In order correctly to identify NPLs we would need to include loans that might not technically be NPLs at current interest rates, but would be if interest rates were raised (by at least 400-600 basis points) to their “correct” level. Why? Because these loans are benefitting from the implicit annual debt forgiveness granted to them by household depositors – and the fact that they can pretend to be performing with the help of massive debt forgiveness should not change the fact that they are nonetheless un-repayable.
The combination of these two sources of GDP overstatement – uncounted environmental degradation and ignored NPLs – is pretty substantial. To show how substantial, assume that GDP has been overstated by anywhere from 2 to 4 percentage points over the past ten to fifteen years. This would imply that China’s GDP today is actually about 55% to 85% of its stated size – or to put it another way, that China’s economy is anywhere from 15% to 45% smaller than we think.
This is a pretty big haircut. I have no idea what the correct deduction is (none of my numbers seem especially implausible), but even very rough ballpark numbers suggest that China’s GDP may be sharply overstated. At the very least they also suggest that all those breathless predictions about when China will have the world’s largest GDP may turn out to be as simple-minded as the same predictions made about the USSR in the 1960s or, perhaps a little more plausibly, about Japan in the 1980s.

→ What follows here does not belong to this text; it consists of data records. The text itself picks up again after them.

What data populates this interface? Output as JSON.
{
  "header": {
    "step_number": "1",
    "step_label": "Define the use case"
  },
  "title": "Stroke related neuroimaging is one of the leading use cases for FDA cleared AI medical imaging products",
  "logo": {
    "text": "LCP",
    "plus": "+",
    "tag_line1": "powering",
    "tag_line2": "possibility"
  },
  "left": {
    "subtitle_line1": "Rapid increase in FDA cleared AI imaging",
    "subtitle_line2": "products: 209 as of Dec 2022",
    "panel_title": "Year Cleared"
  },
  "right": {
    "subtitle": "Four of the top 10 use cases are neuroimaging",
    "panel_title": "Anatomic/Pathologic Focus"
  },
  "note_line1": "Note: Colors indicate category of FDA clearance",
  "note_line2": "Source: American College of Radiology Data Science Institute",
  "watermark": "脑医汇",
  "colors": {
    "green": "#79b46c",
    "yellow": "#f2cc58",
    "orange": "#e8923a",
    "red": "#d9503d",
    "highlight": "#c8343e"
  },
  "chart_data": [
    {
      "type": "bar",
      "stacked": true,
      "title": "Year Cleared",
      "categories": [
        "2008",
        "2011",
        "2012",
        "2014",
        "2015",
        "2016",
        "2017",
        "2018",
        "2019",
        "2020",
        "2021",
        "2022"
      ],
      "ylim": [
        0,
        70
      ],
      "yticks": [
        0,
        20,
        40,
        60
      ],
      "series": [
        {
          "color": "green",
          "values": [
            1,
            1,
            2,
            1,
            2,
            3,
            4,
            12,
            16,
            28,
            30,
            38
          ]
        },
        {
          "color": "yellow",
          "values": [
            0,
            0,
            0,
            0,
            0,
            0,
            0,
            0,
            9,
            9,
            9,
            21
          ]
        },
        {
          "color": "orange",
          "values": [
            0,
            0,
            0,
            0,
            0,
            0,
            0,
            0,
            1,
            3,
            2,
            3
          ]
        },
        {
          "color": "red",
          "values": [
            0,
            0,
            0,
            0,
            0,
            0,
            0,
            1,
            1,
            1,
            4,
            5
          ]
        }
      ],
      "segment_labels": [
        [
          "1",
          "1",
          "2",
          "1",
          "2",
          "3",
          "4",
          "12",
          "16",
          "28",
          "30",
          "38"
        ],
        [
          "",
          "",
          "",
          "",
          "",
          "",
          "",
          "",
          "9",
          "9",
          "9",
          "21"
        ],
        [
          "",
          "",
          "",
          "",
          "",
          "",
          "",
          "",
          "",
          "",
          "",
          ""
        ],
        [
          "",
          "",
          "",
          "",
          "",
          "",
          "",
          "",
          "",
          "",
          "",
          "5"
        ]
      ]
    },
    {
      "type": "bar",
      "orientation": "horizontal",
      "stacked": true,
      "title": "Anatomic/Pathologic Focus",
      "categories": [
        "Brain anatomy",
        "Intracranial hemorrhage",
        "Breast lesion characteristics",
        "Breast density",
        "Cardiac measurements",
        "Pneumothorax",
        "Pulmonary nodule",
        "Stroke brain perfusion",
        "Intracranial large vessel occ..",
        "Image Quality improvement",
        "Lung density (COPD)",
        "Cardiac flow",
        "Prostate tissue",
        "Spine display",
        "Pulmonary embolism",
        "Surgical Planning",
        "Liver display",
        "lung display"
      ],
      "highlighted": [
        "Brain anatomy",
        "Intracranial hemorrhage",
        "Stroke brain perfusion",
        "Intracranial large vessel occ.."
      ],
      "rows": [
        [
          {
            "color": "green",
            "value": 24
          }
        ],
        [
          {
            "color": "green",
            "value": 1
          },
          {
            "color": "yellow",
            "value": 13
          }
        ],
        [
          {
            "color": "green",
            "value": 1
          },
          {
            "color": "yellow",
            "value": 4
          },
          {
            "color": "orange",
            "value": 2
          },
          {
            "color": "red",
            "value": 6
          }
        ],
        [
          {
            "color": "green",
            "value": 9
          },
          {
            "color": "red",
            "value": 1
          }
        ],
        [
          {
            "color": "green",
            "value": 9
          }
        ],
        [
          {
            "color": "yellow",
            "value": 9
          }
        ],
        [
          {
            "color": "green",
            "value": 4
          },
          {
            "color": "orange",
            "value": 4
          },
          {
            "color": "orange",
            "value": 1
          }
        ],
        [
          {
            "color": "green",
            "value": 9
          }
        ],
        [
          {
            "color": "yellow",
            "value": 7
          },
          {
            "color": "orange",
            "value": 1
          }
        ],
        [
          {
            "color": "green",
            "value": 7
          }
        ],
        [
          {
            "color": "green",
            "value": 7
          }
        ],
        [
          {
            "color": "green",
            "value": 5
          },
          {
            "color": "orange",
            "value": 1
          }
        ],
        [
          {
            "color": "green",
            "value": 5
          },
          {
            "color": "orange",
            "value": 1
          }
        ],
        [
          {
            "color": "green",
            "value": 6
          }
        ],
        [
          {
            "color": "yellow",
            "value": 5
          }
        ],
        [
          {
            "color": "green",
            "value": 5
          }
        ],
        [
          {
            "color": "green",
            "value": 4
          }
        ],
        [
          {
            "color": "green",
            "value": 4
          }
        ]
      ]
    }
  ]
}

And for the same reasons: in each case we start from the assumption that the country’s real GDP, inflated as it is by misallocated environmental costs and overstated investment numbers, is much larger than it really is. Much, much larger.
By the way notice that if we discount GDP by 20-40%, the astonishingly low household consumption share of China’s GDP – 35% in 2009 – rises to 44-59% – still very low by global standards, but not quite as surreal. Could it be that much of China’s GDP really is overstated, and with it total savings too?